Quando incontrerai il bue del nemico o il suo asino dispersi, glieli dovrai ricondurre. Quando vedrai l’asino del tuo nemico accasciarsi sotto il carico, non abbandonarlo a se stesso: mettiti con lui a scioglierlo dal carico (Es 23,4-5 // Dt 22,1-4).

Il testo, già commentato anche da Filone Alessandrino, si può vedere in filigrana, attraverso la ripetizione di alcune espressioni, anche nella parabola del Samaritano di Luca 10 e, nella sua resa deuteronomica, nelle parabole della misericordia in Luca 15. Non si tratta, anche in questo caso, di una descrizione idilliaca, ma di una via che riconosce il conflitto (il nemico) cercando all’interno di esso delle vie di uscita che non siano quelle della pietra e della fionda che ci hanno convocato all’inizio. Un discorso religioso? No, piuttosto un approccio complessivo, la cui pietas e la cui sacralità attraversano la storia di tutti. Per questo, come suggerisce Pietro Bovati3, i temi profetici della controversia bilaterale (rib) e più ampiamente il discorso biblico sul ristabilimento della giustizia possono interloquire con il piano che oggi in Occidente chiamiamo giuridico e civile, di cui parla appunto il libro che qui si introduce.
Le parole e le pratiche di cui si leggerà sono eventi complessi, che si aprono in più piani e in più punti di vista, tutti importanti, a maggior ragione se siamo in cerca di vie di giustizia e di pace: come nel Salmo 85 (84), cui allude il titolo di queste note previe, queste parole chiedono di essere aperte, svolte, comprese e rese relazioni possibili. Solo in questa dimensione esigente e promettente, insieme a verità e fedeltà, anche giustizia e pace si baceranno.

Cristina Simonelli, Prefazione, in Maria Martello, Una giustizia alta e altra. La mediazione nella nostra vita e nei tribunali, Paoline, Milano 2022, pp. 7-10.

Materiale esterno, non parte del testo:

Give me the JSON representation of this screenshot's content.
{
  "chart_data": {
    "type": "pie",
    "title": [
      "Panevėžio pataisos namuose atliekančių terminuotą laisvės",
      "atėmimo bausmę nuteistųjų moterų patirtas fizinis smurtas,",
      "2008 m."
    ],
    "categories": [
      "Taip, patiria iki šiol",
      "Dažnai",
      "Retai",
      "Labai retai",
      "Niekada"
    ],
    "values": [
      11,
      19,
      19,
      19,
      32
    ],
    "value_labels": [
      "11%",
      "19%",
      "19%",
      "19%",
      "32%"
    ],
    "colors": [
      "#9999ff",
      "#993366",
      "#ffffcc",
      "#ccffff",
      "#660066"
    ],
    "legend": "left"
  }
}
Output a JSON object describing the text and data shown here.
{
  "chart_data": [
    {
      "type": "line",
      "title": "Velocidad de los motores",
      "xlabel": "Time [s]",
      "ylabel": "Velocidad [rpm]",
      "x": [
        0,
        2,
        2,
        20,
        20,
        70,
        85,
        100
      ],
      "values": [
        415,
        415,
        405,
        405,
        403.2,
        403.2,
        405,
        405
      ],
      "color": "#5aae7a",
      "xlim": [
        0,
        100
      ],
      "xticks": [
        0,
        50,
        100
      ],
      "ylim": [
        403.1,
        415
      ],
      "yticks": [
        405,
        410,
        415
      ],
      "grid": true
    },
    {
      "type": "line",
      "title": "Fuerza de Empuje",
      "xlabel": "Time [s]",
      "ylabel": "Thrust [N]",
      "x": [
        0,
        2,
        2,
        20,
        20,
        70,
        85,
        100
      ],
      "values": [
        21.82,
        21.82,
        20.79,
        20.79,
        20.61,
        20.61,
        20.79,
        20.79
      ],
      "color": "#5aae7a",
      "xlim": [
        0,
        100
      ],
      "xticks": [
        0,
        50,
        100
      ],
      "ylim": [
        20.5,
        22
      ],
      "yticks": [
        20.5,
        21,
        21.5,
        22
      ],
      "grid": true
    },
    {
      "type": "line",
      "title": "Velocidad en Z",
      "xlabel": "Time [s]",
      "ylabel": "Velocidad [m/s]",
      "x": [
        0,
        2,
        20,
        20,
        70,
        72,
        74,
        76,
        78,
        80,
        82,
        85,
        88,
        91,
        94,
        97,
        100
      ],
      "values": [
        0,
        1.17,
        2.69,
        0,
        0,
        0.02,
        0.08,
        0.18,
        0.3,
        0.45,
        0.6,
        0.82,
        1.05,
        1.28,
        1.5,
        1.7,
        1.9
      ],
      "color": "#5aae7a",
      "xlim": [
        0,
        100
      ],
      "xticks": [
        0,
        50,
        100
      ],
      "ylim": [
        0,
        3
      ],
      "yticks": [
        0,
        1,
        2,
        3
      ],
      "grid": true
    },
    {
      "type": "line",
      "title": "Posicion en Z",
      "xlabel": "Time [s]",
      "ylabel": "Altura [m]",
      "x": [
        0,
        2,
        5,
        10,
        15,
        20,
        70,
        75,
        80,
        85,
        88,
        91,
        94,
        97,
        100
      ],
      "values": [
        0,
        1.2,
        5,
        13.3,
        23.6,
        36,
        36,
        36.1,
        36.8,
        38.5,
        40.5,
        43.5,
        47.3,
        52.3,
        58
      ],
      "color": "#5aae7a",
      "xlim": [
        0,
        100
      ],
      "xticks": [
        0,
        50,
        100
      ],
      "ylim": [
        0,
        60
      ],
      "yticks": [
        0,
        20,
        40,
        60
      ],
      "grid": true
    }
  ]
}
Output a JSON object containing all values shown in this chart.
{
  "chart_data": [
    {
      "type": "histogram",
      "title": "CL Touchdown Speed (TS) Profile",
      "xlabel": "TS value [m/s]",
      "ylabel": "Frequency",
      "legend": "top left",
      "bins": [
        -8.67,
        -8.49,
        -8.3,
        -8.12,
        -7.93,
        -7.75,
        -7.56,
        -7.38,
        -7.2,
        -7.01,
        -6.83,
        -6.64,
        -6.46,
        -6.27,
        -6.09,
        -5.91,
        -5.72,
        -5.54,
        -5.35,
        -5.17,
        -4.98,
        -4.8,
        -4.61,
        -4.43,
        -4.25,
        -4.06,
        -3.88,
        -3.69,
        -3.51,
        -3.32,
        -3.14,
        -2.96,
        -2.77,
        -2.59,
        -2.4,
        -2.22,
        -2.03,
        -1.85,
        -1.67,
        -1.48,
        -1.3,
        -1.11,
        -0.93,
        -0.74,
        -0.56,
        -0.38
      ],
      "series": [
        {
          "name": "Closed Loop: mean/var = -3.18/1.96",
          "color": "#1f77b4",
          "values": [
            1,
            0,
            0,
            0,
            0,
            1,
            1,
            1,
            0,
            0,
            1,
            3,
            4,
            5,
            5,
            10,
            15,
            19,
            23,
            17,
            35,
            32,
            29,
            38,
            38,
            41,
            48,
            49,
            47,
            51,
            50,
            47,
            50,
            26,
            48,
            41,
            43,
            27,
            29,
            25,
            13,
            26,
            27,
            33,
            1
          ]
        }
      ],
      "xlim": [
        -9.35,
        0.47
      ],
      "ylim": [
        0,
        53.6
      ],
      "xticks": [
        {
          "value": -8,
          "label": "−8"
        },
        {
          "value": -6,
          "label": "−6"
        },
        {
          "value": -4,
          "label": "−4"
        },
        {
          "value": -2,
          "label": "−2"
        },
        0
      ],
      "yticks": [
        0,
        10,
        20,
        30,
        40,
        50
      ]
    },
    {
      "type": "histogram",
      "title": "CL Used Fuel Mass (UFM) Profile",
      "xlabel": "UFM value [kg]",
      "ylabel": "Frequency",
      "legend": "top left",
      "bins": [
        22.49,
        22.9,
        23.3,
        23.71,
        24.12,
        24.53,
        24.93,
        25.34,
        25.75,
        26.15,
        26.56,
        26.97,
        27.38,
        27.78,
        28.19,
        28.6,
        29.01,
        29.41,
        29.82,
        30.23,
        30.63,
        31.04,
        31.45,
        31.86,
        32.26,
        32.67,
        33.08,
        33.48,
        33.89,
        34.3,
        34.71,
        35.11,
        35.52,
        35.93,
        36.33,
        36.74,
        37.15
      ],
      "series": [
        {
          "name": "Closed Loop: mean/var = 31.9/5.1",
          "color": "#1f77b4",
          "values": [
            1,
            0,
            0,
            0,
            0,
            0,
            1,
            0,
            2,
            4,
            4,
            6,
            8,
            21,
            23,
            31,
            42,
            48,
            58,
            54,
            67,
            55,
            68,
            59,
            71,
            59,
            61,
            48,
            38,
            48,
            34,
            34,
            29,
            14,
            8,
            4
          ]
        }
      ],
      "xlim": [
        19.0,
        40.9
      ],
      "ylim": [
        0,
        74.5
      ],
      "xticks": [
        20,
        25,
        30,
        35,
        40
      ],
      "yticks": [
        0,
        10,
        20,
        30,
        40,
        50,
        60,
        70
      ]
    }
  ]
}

1. Citato da M. Lanfranco, Perché la nonviolenza riguarda il femminismo, in M. Lanfranco - M.G. Di Rienzo, Donne disarmanti. Storie e testimonianze su nonviolenza e femminismi, Intra Moenia, Napoli 2003, pp. 14-15 (cfr. R. Pesenti, Lisistrata l’ironica, ibid., pp. 83-88).
2. G. Barbiero, L’asino del nemico. Rinuncia alla vendetta e amore del nemico nella legislazione dell’Antico Testamento (Es 23,4-5; Dt 22,1-4; Lv 19,17-18), Pontificio Istituto Biblico, Roma 1991.
3. P. Bovati, Vie della giustizia secondo la Bibbia. Sistema giudiziario e procedure per la riconciliazione, EDB, Bologna 2014.